Information about a Recent Security Incident

Article author
Kirk Bentley
  • Updated

Safeguarding and protecting the privacy and confidentiality of our customers and their data is a top priority of ours at WordFly.

On July 10, our Engineering team became aware of a network disruption that rendered our technological environment inaccessible. The incident was propagated by a bad actor who conducted a ransomware attack on WordFly, resulting in the encryption of the WordFly application.

WordFly safely and securely returned to service on July 29.

 

What happened and our response

Immediately upon discovering the incident, we acted swiftly to address it. Beginning July 10, we opened an investigation and engaged outside digital forensics experts to understand what had happened and the potential impact. We also engaged cybersecurity professionals to assist us with safely and securely restoring WordFly systems.

On July 14, as part of the same incident, we learned the bad actor responsible for this ransomware event exported the email addresses and other data our customers utilize to communicate with their subscribers from our environment to an external location. We can now confirm that only a small subset of our customer base had data exported by the bad actor that perpetrated this incident. At this time, we believe that the exported data was not sensitive in nature and largely consisted of names and email addresses.

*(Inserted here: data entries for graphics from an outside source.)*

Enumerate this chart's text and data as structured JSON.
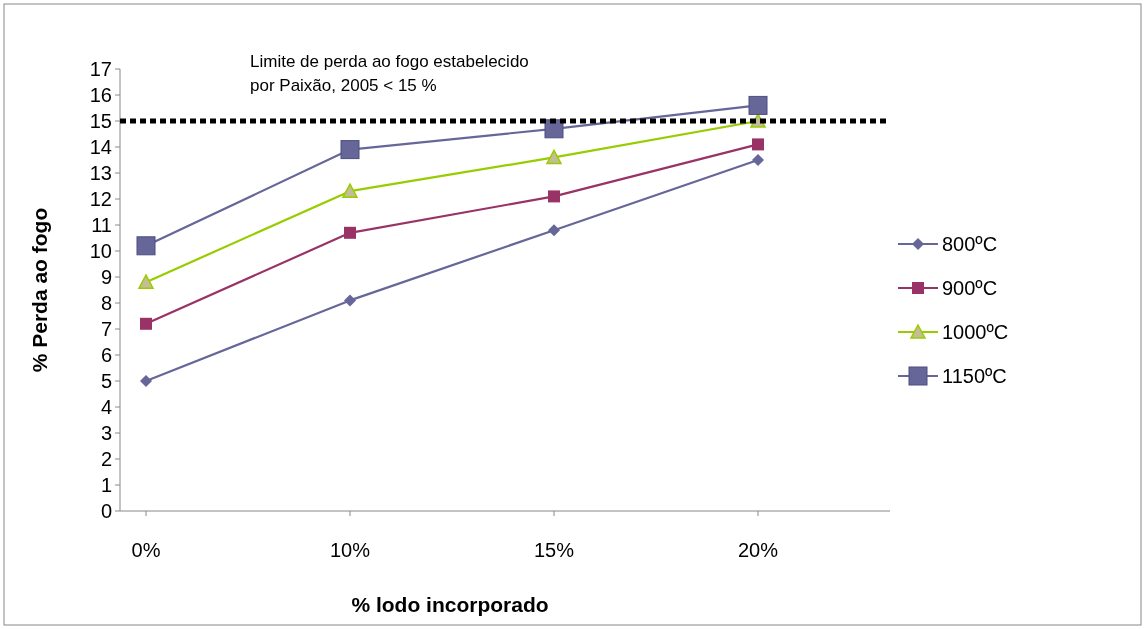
{
  "chart_data": {
    "type": "line",
    "xlabel": "% lodo incorporado",
    "ylabel": "% Perda ao fogo",
    "categories": [
      "0%",
      "10%",
      "15%",
      "20%"
    ],
    "series": [
      {
        "name": "800ºC",
        "color": "#666699",
        "marker": "diamond",
        "values": [
          5.0,
          8.1,
          10.8,
          13.5
        ]
      },
      {
        "name": "900ºC",
        "color": "#993366",
        "marker": "square",
        "values": [
          7.2,
          10.7,
          12.1,
          14.1
        ]
      },
      {
        "name": "1000ºC",
        "color": "#99cc00",
        "marker": "triangle",
        "values": [
          8.8,
          12.3,
          13.6,
          15.0
        ]
      },
      {
        "name": "1150ºC",
        "color": "#666699",
        "marker": "square",
        "values": [
          10.2,
          13.9,
          14.7,
          15.6
        ]
      }
    ],
    "ylim": [
      0,
      17
    ],
    "yticks": [
      0,
      1,
      2,
      3,
      4,
      5,
      6,
      7,
      8,
      9,
      10,
      11,
      12,
      13,
      14,
      15,
      16,
      17
    ],
    "grid": false,
    "legend": "right",
    "ref_lines": [
      {
        "axis": "y",
        "value": 15,
        "label": "Limite de perda ao fogo estabelecido\npor Paixão, 2005 < 15 %",
        "color": "#000000",
        "line_style": "dotted"
      }
    ]
  }
}
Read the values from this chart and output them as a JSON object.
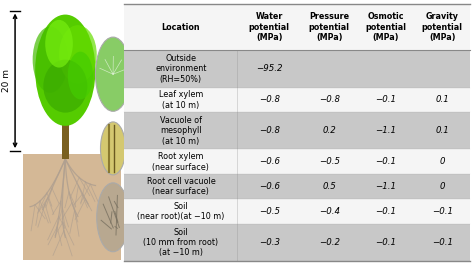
{
  "col_headers": [
    "Location",
    "Water\npotential\n(MPa)",
    "Pressure\npotential\n(MPa)",
    "Osmotic\npotential\n(MPa)",
    "Gravity\npotential\n(MPa)"
  ],
  "rows": [
    [
      "Outside\nenvironment\n(RH=50%)",
      "−95.2",
      "",
      "",
      ""
    ],
    [
      "Leaf xylem\n(at 10 m)",
      "−0.8",
      "−0.8",
      "−0.1",
      "0.1"
    ],
    [
      "Vacuole of\nmesophyll\n(at 10 m)",
      "−0.8",
      "0.2",
      "−1.1",
      "0.1"
    ],
    [
      "Root xylem\n(near surface)",
      "−0.6",
      "−0.5",
      "−0.1",
      "0"
    ],
    [
      "Root cell vacuole\n(near surface)",
      "−0.6",
      "0.5",
      "−1.1",
      "0"
    ],
    [
      "Soil\n(near root)(at −10 m)",
      "−0.5",
      "−0.4",
      "−0.1",
      "−0.1"
    ],
    [
      "Soil\n(10 mm from root)\n(at −10 m)",
      "−0.3",
      "−0.2",
      "−0.1",
      "−0.1"
    ]
  ],
  "shaded_rows": [
    0,
    2,
    4,
    6
  ],
  "shade_color": "#c8c8c8",
  "white_color": "#f5f5f5",
  "header_bg": "#f5f5f5",
  "line_color": "#888888",
  "text_color": "#000000",
  "figsize": [
    4.74,
    2.65
  ],
  "dpi": 100,
  "tree_bg": "#ffffff",
  "sky_color": "#ffffff",
  "soil_color": "#d4b896",
  "soil_dark": "#c4a882",
  "trunk_color": "#7a6020",
  "canopy_color": "#3aaa00",
  "root_color": "#b0a090",
  "arrow_color": "#000000"
}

It is our understanding that as of the evening of July 15, 2022, the data was deleted from the bad actor’s possession. We have no evidence to suggest, before the bad actor deleted the data, that the data was leaked or disseminated elsewhere. We also have no evidence to suggest that any of this information has been, or will be, misused.

 

Current status

At this time, it is our understanding that this situation has been contained. Our investigation of the incident is ongoing, and our forensics experts are still examining evidence to determine its root cause. At this time, we have safely and securely restored the WordFly application and WordFly is back online.

 

Going forward

We take the security of the data and systems very seriously. If you’d like more information about the security WordFly employs to protect data you upload, please read our general security statement. We’re confident in the security measures we’re implementing to protect our customers’ data and help prevent future incidents.

We’re committed to providing transparent communication as we continue our investigation of this incident. We’ll update this statement with additional facts or findings as needed.

Please contact us at support@wordfly.com if you have questions. 

 

FAQs

Was my data compromised?

Customer data including email addresses, names, and other data our customers import or collect via WordFly forms was exported by the bad actor who perpetrated this incident. We can now confirm that only a small subset of our customer base had data exported by the bad actor that perpetrated this incident. We have no evidence to suggest that the data was misused for any purpose by this bad actor, nor made publicly available by the bad actor. Further, it is our understanding, the data has now been deleted from the bad actor’s possession.


Should I contact my customers?

Due to the generally non-sensitive and public nature of the data that we know was exported so far, as well as our understanding of the nature of this ransomware event, we currently have no evidence to suggest that any of this information has been, or will be, misused to perpetrate harm to the rights and liberties of our customers or their subscribers. You may choose to contact your customers out of an abundance of transparency or if you know you uploaded or collected data in WordFly that is sensitive.


What is WordFly doing to prevent something like this from happening in the future?

The security of our customers’ data is our top priority. We’re implementing additional protections to further harden our environment and ensure the security of our customers’ data.